With that said, these provisions came into force very recently so there is little information available that speaks to how they might be applied, and as such the incongruity between Section 8.1 and 9.1 could arguably be resolved in another manner. For example, it could be argued that the express exclusion for cookies from the privacy by design requirement in Section 9.1 should take precedence and exempt cookies from the scope of Section 8.1 as well.
Best business practice
The purpose of cookie banners and pop-up messages informing users that the site uses cookies is to increase transparency and give users more control over how websites track and collect their data. While doing business in Quebec, we suggest businesses adopt generally accepted practices when using cookies, which may include:
- Receive users’ consent before the use of any cookies except strictly necessary cookies. An effective method of obtaining cookie consent is through cookie consent banners, which appear as a pop-up or header on the website and inform users about the site’s use of cookies and request consent before allowing users access to the site.
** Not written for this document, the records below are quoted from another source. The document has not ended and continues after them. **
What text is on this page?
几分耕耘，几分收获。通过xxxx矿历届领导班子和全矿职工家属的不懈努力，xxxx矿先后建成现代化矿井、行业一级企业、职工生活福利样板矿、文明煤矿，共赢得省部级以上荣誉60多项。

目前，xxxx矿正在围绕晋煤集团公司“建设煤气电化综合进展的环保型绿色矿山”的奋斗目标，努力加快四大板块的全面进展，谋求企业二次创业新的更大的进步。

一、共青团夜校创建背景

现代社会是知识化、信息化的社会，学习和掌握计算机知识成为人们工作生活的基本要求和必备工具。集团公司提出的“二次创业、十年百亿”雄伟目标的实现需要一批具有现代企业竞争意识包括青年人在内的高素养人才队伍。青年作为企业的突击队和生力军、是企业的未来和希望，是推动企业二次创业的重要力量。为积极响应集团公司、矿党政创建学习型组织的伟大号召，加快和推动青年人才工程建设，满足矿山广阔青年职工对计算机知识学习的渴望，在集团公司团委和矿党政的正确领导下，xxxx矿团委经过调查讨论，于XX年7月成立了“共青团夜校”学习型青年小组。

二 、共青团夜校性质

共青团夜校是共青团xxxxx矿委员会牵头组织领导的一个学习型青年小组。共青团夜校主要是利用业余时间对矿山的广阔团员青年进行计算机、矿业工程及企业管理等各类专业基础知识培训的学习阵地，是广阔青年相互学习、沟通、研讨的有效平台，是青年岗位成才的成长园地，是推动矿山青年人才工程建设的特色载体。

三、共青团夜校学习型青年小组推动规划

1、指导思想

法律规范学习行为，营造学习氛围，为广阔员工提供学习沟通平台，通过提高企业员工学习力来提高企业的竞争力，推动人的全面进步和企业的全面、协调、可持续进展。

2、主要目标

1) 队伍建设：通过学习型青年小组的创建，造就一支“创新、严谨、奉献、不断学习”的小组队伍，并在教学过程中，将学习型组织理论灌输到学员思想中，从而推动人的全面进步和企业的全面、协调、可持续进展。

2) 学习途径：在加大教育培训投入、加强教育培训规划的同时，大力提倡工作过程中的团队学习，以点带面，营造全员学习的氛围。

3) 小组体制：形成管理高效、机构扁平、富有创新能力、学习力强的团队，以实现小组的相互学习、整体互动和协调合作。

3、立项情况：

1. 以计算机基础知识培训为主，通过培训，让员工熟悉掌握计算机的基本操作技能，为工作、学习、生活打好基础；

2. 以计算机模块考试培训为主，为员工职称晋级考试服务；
- Users should be provided with the option to customize their cookie preferences or opt-out of certain categories of cookies.
- Provide accurate and specific information about the data each cookie tracks and its purpose in plain language before consent is received.
- Document and store consent received from users.
- Enable users to withdraw consent as easily as consent was given.
For more information on how to comply with Law 25, McCarthy Tétrault’s Québec Privacy Compliance Toolkit <hyperlink> brings clarity to a number of privacy compliance questions.
[1] General Data Protection Regulation (EU) 2016/679, Recital 30 [GDPR].
[2] GDPR, ePrivacy Directive 2009/136/EC [ePrivacy Directive].
[3] Act Respecting the Protection of Personal Information in the Private Sector, CQRL, c P-39.1, as amended [Amended Private Sector Act].
[4] Amended Private Sector Act, s. 9.1.
[5] Amended Private Sector Act, s. 8.1.
[6] Amended Private Sector Act, s. 8.1.